A larger explanation is political. Between 2008 and 2016, Democrats became more and more confident that the country’s growing Latino population gave the party an electoral edge. To win the presidency, Democrats convinced themselves, they didn’t need to reassure white people skeptical of immigration so long as they turned out their Latino base. “The fastest-growing sector of the American electorate stampeded toward the Democrats this November,” Salon declared after Obama’s 2008 win. “If that pattern continues, the GOP is doomed to 40 years of wandering in a desert.”

[….]

Alongside pressure from pro-immigrant activists came pressure from corporate America, especially the Democrat-aligned tech industry, which uses the H-1B visa program to import workers. In 2010, New York Mayor Michael Bloomberg, along with the CEOs of companies including Hewlett-Packard, Boeing, Disney, and News Corporation, formed New American Economy to advocate for business-friendly immigration policies. Three years later, Mark Zuckerberg and Bill Gates helped found FWD.us to promote a similar agenda.

This combination of Latino and corporate activism made it perilous for Democrats to discuss immigration’s costs, as Bernie Sanders learned the hard way. In July 2015, two months after officially announcing his candidacy for president, Sanders was interviewed by Ezra Klein, the editor in chief of Vox. Klein asked whether, in order to fight global poverty, the U.S. should consider “sharply raising the level of immigration we permit, even up to a level of open borders.” Sanders reacted with horror. “That’s a Koch brothers proposal,” he scoffed. He went on to insist that “right-wing people in this country would love … an open-border policy. Bring in all kinds of people, work for $2 or $3 an hour, that would be great for them. I don’t believe in that. I think we have to raise wages in this country.”

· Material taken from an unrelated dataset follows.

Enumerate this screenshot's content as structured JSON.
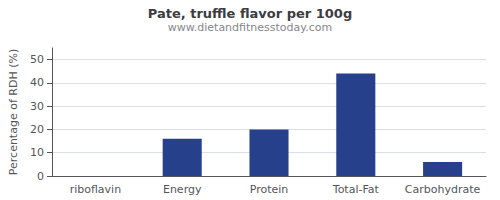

Sanders came under immediate attack. Vox’s Dylan Matthews declared that his “fear of immigrant labor is ugly—and wrongheaded.” The president of FWD.us accused Sanders of “the sort of backward-looking thinking that progressives have rightly moved away from in the past years.” ThinkProgress published a blog post titled “Why Immigration Is the Hole in Bernie Sanders’ Progressive Agenda.” The senator, it argued, was supporting “the idea that immigrants coming to the U.S. are taking jobs and hurting the economy, a theory that has been proven incorrect.”

Sanders stopped emphasizing immigration’s costs. By January 2016, FWD.us’s policy director noted with satisfaction that he had “evolved on this issue.”

But has the claim that “immigrants coming to the U.S. are taking jobs” actually been proved “incorrect”? A decade ago, liberals weren’t so sure. In 2006, Krugman wrote that America was experiencing “large increases in the number of low-skill workers relative to other inputs into production, so it’s inevitable that this means a fall in wages.”

It’s hard to imagine a prominent liberal columnist writing that sentence today. To the contrary, progressive commentators now routinely claim that there’s a near-consensus among economists on immigration’s benefits.